The software uses video game technology to help people understand how different designs will “feel.” Chuck Marohn at Strong Towns and Michael Andersen at People for Bikes think it has the potential to revolutionize the public planning process.
In the past, Boomhower combined his background in video game design and interest in transportation issues to create this amazing video explaining the folly of Portland’s CRC highway boondoggle. Boomhower told Streetsblog that the video game model can let people visualize transportation decisions in meaningful new ways:
Before this I had done a number of animated videos explaining issues relating to transportation and how it impacts places, but what I always wanted to do was make it interactive. When I build a virtual place in a 3D application I want to explore it, not look at it in a pre-rendered video. And I want to see it come to life with people and vehicles in motion. These are things you can do with video game tools.

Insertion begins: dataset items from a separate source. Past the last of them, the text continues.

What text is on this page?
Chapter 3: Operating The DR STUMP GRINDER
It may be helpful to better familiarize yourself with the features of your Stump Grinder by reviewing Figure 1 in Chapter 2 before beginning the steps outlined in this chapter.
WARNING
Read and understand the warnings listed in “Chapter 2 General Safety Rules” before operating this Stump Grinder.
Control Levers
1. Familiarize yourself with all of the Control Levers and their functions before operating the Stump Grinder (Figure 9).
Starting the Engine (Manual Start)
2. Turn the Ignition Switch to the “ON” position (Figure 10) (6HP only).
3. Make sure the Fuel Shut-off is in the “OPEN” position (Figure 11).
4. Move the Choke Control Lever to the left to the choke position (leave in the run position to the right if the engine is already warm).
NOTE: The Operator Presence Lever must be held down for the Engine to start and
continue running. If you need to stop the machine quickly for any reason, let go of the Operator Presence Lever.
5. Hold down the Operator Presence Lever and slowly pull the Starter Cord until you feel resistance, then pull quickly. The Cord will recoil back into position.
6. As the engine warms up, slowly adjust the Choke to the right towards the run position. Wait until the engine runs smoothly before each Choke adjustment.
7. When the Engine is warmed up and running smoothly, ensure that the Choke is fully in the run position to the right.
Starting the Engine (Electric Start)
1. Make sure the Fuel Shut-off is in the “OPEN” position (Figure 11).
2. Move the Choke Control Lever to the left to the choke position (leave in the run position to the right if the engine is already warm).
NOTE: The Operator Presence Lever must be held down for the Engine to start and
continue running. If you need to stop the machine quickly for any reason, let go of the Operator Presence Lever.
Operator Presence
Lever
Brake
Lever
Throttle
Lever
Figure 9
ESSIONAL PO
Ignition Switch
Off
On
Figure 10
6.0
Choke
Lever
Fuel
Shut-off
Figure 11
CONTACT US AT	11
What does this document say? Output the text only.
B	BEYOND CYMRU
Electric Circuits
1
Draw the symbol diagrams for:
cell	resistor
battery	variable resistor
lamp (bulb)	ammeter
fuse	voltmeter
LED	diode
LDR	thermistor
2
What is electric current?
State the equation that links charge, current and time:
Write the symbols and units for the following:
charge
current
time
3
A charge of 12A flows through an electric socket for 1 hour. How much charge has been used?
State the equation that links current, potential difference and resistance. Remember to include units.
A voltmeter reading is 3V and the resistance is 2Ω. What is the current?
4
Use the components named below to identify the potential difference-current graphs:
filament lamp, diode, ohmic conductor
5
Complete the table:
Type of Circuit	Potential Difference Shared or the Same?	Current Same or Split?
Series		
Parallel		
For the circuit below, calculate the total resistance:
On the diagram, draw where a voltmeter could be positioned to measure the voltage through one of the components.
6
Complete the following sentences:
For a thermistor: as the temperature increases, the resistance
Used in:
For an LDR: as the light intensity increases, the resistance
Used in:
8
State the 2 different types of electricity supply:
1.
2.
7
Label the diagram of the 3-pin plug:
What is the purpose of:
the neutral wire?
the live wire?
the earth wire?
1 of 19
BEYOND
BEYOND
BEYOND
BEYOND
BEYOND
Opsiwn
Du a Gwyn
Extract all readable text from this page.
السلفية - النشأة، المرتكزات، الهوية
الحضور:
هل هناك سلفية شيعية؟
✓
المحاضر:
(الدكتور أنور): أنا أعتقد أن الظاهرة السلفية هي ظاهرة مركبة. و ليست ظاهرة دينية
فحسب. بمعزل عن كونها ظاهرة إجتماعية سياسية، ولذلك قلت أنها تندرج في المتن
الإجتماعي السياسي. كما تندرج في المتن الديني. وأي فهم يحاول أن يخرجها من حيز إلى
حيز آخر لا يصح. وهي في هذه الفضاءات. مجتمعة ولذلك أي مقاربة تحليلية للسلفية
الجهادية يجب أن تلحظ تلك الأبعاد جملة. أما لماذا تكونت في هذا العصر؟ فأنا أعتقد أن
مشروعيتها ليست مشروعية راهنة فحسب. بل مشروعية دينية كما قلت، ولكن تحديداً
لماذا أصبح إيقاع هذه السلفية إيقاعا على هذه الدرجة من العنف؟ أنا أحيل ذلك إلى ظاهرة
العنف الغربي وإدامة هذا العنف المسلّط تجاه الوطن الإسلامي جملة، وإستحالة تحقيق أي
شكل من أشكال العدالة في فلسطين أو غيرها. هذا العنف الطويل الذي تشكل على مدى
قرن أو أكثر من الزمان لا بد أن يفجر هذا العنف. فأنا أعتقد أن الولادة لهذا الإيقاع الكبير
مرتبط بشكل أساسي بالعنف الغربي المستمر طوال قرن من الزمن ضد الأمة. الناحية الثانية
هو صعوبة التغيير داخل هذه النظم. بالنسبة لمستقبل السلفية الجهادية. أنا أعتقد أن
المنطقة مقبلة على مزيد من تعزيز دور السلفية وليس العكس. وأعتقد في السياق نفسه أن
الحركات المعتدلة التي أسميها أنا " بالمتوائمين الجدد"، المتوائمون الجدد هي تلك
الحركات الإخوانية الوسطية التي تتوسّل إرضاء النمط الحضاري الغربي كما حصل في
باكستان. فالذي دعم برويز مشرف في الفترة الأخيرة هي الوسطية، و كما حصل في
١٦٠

Boomhower said he hopes the technology will enable people to become more engaged and empowered in the public planning process:
Game engines are designed to make dynamic places that can be explored from any point of view. Apply that to a street redesign: Want to see how a new curb extension will feel from the perspective of a slower-moving person on foot making that crossing? It’s just as easy as showing the perspective from the person approaching that intersection in the driver’s seat of his or her city bus.
You can try it out for yourself here. Right now the program is still in beta, Boomhower says, so you might encounter some glitches.
Happy Thanksgiving from Streetsblog Capitol Hill. We are off to enjoy the holiday and will be back publishing regularly on Monday.